Year Released: 1935
Director: Henry Edwards
Cast: Seymour Hicks, Donald Calthrop, Robert Cochran, Mary Glynne
Alistair Sim is probably the most famous actor to have played a straight version of Ebenezer Scrooge (as opposed to the craziness of say, Bill Murray’s Scrooged, Michael Caine in A Muppet Christmas Carol or singing dancing Albert Finney in Scrooge (1970).)
But another actor deserves kudos for his portrayal of the Victorian miser who finds redemption through visits from Christmas Spirits – namely Sir Seymour Hicks.
Hicks was a long-time actor and music hall performer who first played Scrooge in the theatre in 1901.
He had played the role thousands of times by the time he appeared in the 1935 version.
He had played Scrooge in a 1913 British film version too. (Interestingly, theatres in London still operating were funded by Hicks namely The Aldwych Theatre and The Gielgud Theatre, the later was originally named the Hicks Theatre.)

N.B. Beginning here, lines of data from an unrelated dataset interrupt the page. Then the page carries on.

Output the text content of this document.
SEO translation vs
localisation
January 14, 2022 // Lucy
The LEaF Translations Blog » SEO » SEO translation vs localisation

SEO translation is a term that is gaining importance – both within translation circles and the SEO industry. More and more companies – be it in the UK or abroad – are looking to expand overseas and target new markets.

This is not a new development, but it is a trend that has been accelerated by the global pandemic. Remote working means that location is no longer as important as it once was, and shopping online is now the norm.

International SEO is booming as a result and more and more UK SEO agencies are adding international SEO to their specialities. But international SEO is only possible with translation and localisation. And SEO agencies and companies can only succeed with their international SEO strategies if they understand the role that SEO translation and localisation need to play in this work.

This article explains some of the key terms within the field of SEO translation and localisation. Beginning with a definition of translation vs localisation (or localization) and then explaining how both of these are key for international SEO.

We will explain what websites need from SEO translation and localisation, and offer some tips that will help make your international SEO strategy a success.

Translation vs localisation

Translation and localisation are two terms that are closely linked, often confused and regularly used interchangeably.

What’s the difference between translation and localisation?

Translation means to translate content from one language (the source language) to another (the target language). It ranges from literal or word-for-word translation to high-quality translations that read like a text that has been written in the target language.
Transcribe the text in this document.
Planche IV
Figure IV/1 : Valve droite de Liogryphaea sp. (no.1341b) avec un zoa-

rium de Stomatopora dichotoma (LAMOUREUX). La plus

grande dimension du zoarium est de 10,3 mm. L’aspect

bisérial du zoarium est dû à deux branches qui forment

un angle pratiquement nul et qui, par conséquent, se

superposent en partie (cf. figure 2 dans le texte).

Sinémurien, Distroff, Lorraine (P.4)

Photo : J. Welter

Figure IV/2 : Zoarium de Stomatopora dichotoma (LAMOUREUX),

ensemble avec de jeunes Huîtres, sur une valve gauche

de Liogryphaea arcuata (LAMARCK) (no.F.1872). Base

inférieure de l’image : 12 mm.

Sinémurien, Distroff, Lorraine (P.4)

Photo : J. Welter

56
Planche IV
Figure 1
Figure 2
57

The 1935 film has several differences to other versions of the novella, the most important being that the spirits – other than The Ghost of Christmas Present – are not shown in the film – only their voices are heard.
Inability to create the special effects has been cited as a reason for this, but I reckon this is unlikely as UK films had ghosts in them decades earlier.
Far more likely is that is certainly more spooky to only see a blurry image. The ghosts in subsequent versions of A Christmas Carol are almost comical, so not seeing them adds to the mystery.